Il a beaucoup été question d'Hydro-Québec dans cette campagne électorale et du ménage qui devrait y être fait. Mais aucun des partis n'a abordé la principale dépense inutile de la société d'État: les achats d'électricité dont elle n'a aucun besoin à des producteurs privés.

Hydro dépensera ainsi près d'un demi-milliard en 2013, soit presque autant que les 600 millions que le chef de la CAQ, François Legault, voudrait aller chercher en éliminant 4000 emplois au sein de l'entreprise.

Même si Hydro-Québec a des surplus au moins jusqu'en 2027, le volume et le coût de ces achats d'électricité augmenteront chaque année au cours des 15 à 20 prochaines années. «C'est peut-être là que devrait être le vrai ménage à Hydro-Québec», croit Charles Tanguay, le porte-parole de l'Union des consommateurs, qui estime que le débat électoral passe à côté des enjeux énergétiques du Québec.

C'est à la demande du gouvernement qu'Hydro-Québec achète de l'électricité dont elle n'a pas besoin et qu'elle ne peut même pas revendre à profit tant les prix sont déprimés sur les marchés d'exportation.

Québec veut en procédant ainsi donner un coup de pouce à des régions du Québec, comme la Gaspésie avec l'éolien, ou aider une nouvelle filière verte à se développer, comme la biomasse.

Parfois, Hydro aide carrément des entreprises privées à faire des profits ou à les augmenter, comme c'est le cas avec les petites centrales et les contrats d'achat d'électricité conclus avec les entreprises du secteur des pâtes et papier comme Kruger, Tembec et Résolu.

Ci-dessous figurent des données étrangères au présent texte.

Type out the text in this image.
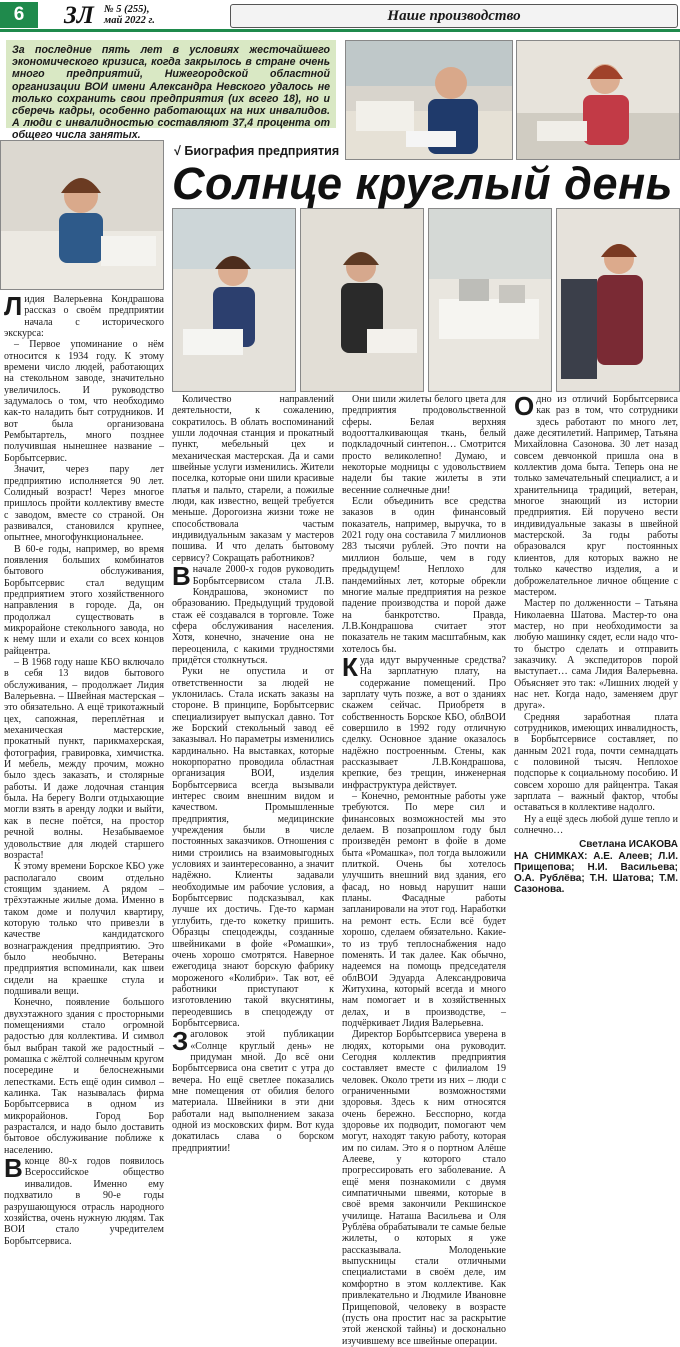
6	ЗЛ № 5 (255),
май 2022 г.	Наше производство
За последние пять лет в условиях жесточайшего экономического кризиса, когда закрылось в стране очень много предприятий, Нижегородской областной организации ВОИ имени Александра Невского удалось не только сохранить свои предприятия (их всего 18), но и сберечь кадры, особенно работающих на них инвалидов. А люди с инвалидностью составляют 37,4 процента от общего числа занятых.
√ Биография предприятия
Солнце круглый день

Лидия Валерьевна Кондрашова рассказ о своём предприятии начала с исторического экскурса:

– Первое упоминание о нём относится к 1934 году. К этому времени число людей, работающих на стекольном заводе, значительно увеличилось. И руководство задумалось о том, что необходимо как-то наладить быт сотрудников. И вот была организована Рембытартель, много позднее получившая нынешнее название – Борбытсервис.

Значит, через пару лет предприятию исполняется 90 лет. Солидный возраст! Через многое пришлось пройти коллективу вместе с заводом, вместе со страной. Он развивался, становился крупнее, опытнее, многофункциональнее.

В 60-е годы, например, во время появления больших комбинатов бытового обслуживания, Борбытсервис стал ведущим предприятием этого хозяйственного направления в городе. Да, он продолжал существовать в микрорайоне стекольного завода, но к нему шли и ехали со всех концов райцентра.

– В 1968 году наше КБО включало в себя 13 видов бытового обслуживания, – продолжает Лидия Валерьевна. – Швейная мастерская – это обязательно. А ещё трикотажный цех, сапожная, переплётная и механическая мастерские, прокатный пункт, парикмахерская, фотография, гравировка, химчистка. И мебель, между прочим, можно было здесь заказать, и столярные работы. И даже лодочная станция была. На берегу Волги отдыхающие могли взять в аренду лодки и выйти, как в песне поётся, на простор речной волны. Незабываемое удовольствие для людей старшего возраста!

К этому времени Борское КБО уже располагало своим отдельно стоящим зданием. А рядом – трёхэтажные жилые дома. Именно в таком доме и получил квартиру, которую только что привезли в качестве кандидатского вознаграждения предприятию. Это было необычно. Ветераны предприятия вспоминали, как швеи сидели на краешке стула и подшивали вещи.

Конечно, появление большого двухэтажного здания с просторными помещениями стало огромной радостью для коллектива. И символ был выбран такой же радостный – ромашка с жёлтой солнечным кругом посередине и белоснежными лепестками. Есть ещё один символ – калинка. Так называлась фирма Борбытсервиса в одном из микрорайонов. Город Бор разрастался, и надо было доставить бытовое обслуживание поближе к населению.

Вконце 80-х годов появилось Всероссийское общество инвалидов. Именно ему подхватило в 90-е годы разрушающуюся отрасль народного хозяйства, очень нужную людям. Так ВОИ стало учредителем Борбытсервиса.

Количество направлений деятельности, к сожалению, сократилось. В облать воспоминаний ушли лодочная станция и прокатный пункт, мебельный цех и механическая мастерская. Да и сами швейные услуги изменились. Жители поселка, которые они шили красивые платья и пальто, старели, а пожилые люди, как известно, вещей требуется меньше. Дорогоизна жизни тоже не способствовала частым индивидуальным заказам у мастеров пошива. И что делать бытовому сервису? Сокращать работников?

Вначале 2000-х годов руководить Борбытсервисом стала Л.В. Кондрашова, экономист по образованию. Предыдущий трудовой стаж её создавался в торговле. Тоже сфера обслуживания населения. Хотя, конечно, значение она не переоценила, с какими трудностями придётся столкнуться.

Руки не опустила и от ответственности за людей не уклонилась. Стала искать заказы на стороне. В принципе, Борбытсервис специализирует выпускал давно. Тот же Борский стекольный завод её заказывал. Но параметры изменились кардинально. На выставках, которые нокорпоратно проводила областная организация ВОИ, изделия Борбытсервиса всегда вызывали интерес своим внешним видом и качеством. Промышленные предприятия, медицинские учреждения были в числе постоянных заказчиков. Отношения с ними строились на взаимовыгодных условиях и заинтересованно, а значит надёжно. Клиенты задавали необходимые им рабочие условия, а Борбытсервис подсказывал, как лучше их достичь. Где-то карман углубить, где-то кокетку пришить. Образцы спецодежды, созданные швейниками в фойе «Ромашки», очень хорошо смотрятся. Наверное ежегодица знают борскую фабрику мороженого «Колибри». Так вот, её работники приступают к изготовлению такой вкуснятины, переодевшись в спецодежду от Борбытсервиса.

Заголовок этой публикации «Солнце круглый день» не придуман мной. До всё они Борбытсервиса она светит с утра до вечера. Но ещё светлее показались мне помещения от обилия белого материала. Швейники в эти дни работали над выполнением заказа одной из московских фирм. Вот куда докатилась слава о борском предприятии!

Они шили жилеты белого цвета для предприятия продовольственной сферы. Белая верхняя водоотталкивающая ткань, белый подкладочный синтепон… Смотрится просто великолепно! Думаю, и некоторые модницы с удовольствием надели бы такие жилеты в эти весенние солнечные дни!

Если объединить все средства заказов в один финансовый показатель, например, выручка, то в 2021 году она составила 7 миллионов 283 тысячи рублей. Это почти на миллион больше, чем в году предыдущем! Неплохо для пандемийных лет, которые обрекли многие малые предприятия на резкое падение производства и порой даже на банкротство. Правда, Л.В.Кондрашова считает этот показатель не таким масштабным, как хотелось бы.

Куда идут вырученные средства? На зарплатную плату, на содержание помещений. Про зарплату чуть позже, а вот о зданиях скажем сейчас. Приобретя в собственность Борское КБО, облВОИ совершило в 1992 году отличную сделку. Основное здание оказалось надёжно построенным. Стены, как рассказывает Л.В.Кондрашова, крепкие, без трещин, инженерная инфраструктура действует.

– Конечно, ремонтные работы уже требуются. По мере сил и финансовых возможностей мы это делаем. В позапрошлом году был произведён ремонт в фойе в доме быта «Ромашка», пол тогда выложили плиткой. Очень бы хотелось улучшить внешний вид здания, его фасад, но новыд нарушит наши планы. Фасадные работы запланировали на этот год. Наработки на ремонт есть. Если всё будет хорошо, сделаем обязательно. Какие-то из труб теплоснабжения надо поменять. И так далее. Как обычно, надеемся на помощь председателя облВОИ Эдуарда Александровича Житухина, который всегда и много нам помогает и в хозяйственных делах, и в производстве, – подчёркивает Лидия Валерьевна.

Директор Борбытсервиса уверена в людях, которыми она руководит. Сегодня коллектив предприятия составляет вместе с филиалом 19 человек. Около трети из них – люди с ограниченными возможностями здоровья. Здесь к ним относятся очень бережно. Бесспорно, когда здоровье их подводит, помогают чем могут, находят такую работу, которая им по силам. Это я о портном Алёше Алееве, у которого стало прогрессировать его заболевание. А ещё меня познакомили с двумя симпатичными швеями, которые в своё время закончили Рекшинское училище. Наташа Васильева и Оля Рублёва обрабатывали те самые белые жилеты, о которых я уже рассказывала. Молоденькие выпускницы стали отличными специалистами в своём деле, им комфортно в этом коллективе. Как привлекательно и Людмиле Ивановне Прищеповой, человеку в возрасте (пусть она простит нас за раскрытие этой женской тайны) и досконально изучившему все швейные операции.

Одно из отличий Борбытсервиса как раз в том, что сотрудники здесь работают по много лет, даже десятилетий. Например, Татьяна Михайловна Сазонова. 30 лет назад совсем девчонкой пришла она в коллектив дома быта. Теперь она не только замечательный специалист, а и хранительница традиций, ветеран, многое знающий из истории предприятия. Ей поручено вести индивидуальные заказы в швейной мастерской. За годы работы образовался круг постоянных клиентов, для которых важно не только качество изделия, а и доброжелательное личное общение с мастером.

Мастер по долженности – Татьяна Николаевна Шатова. Мастер-то она мастер, но при необходимости за любую машинку сядет, если надо что-то быстро сделать и отправить заказчику. А экспедиторов порой выступает… сама Лидия Валерьевна. Объясняет это так: «Лишних людей у нас нет. Когда надо, заменяем друг друга».

Средняя заработная плата сотрудников, имеющих инвалидность, в Борбытсервисе составляет, по данным 2021 года, почти семнадцать с половиной тысяч. Неплохое подспорье к социальному пособию. И совсем хорошо для райцентра. Такая зарплата – важный фактор, чтобы оставаться в коллективе надолго.

Ну а ещё здесь любой душе тепло и солнечно…

Светлана ИСАКОВА
НА СНИМКАХ: А.Е. Алеев; Л.И. Прищепова; Н.И. Васильева; О.А. Рублёва; Т.Н. Шатова; Т.М. Сазонова.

Produits forestiers Résolu, par exemple, encaissera 10 millions par année de la vente d'électricité générée à ses installations de Dolbeau, au Lac-Saint-Jean. La vente d'électricité à Hydro était l'une des conditions posées par l'entreprise pour rouvrir l'usine et sauver 136 emplois.

Même si les intentions sont bonnes, le coût est élevé pour Hydro-Québec. Sauver des emplois est certainement louable, convient Charles Tanguay, «mais faut voir combien nous coûtent ces emplois-là».

L'Union des consommateurs estime qu'Hydro dépensera au moins 4 milliards au cours des 10 prochaines années pour acheter à des producteurs privés de l'énergie qui viendra gonfler ses surplus. En plus de coûter cher, ces surplus nuisent aux efforts d'économie et d'efficacité énergétique, souligne Charles Tanguay. «Il faudrait qu'un des partis mette ses culottes et discute de ça», dit-il.

Dossiers épineux

L'Union des consommateurs n'est pas la seule à regretter l'absence de débat sur les vrais enjeux énergétiques. Il n'a guère été question non plus de gaz de schiste et d'énergie nucléaire au cours des dernières semaines, déplore le président de la Chambre de commerce et d'industrie du Coeur-du-Québec, Jean-Denis Girard.

L'homme d'affaires de Bécancour n'en sait pas plus long qu'avant la campagne électorale sur l'avenir de la centrale nucléaire Gentilly-2. «On a parlé amplement de sujets beaucoup moins importants», déplore-t-il.

Les libéraux de Jean Charest, qui sont derniers dans les sondages, ont répété mais pas trop fort qu'ils iraient de l'avant avec la réfection de la centrale. Les péquistes ont réitéré leur intention de fermer la seule centrale nucléaire du Québec tandis les caquistes ne se sont pas vraiment mouillés à ce sujet.

«C'est une patate chaude que la CAQ n'a pas voulu toucher», dit Jean-Denis Girard.

La centrale nucléaire n'est pas le seul dossier délicat que les partis politiques ont tenté d'ignorer pendant cette campagne qui s'achève. Tout ce qui a trait au gaz de schiste et aux hydrocarbures en général a été soigneusement contourné par les politiciens.

Tous les partis veulent par contre l'indépendance énergétique et une réduction de la part du pétrole dans le bilan québécois. «Ce qui est très noble, estime Dave Pepin, vice-président de Junex, mais qui ne nous en dit pas beaucoup sur comment on peut y arriver».

Les hydrocarbures représentent la moitié de notre bilan énergétique, souligne-t-il. «Ce n'est pas demain la veille qu'on se débarrassera du pétrole, il faudra probablement plusieurs décennies».

En attendant, on fait quoi? La question n'a pas été abordée, et le parti de Pauline Marois, qui était revenue très enthousiaste d'un voyage au royaume pétrolier de Norvège, ne parle même plus d'hydrocarbures.

Le porte-parole de Junex croit pour sa part que les ressources du Québec en pétrole et en gaz devraient, dans l'intervalle, être exploitées «au bénéfice de toute la communauté».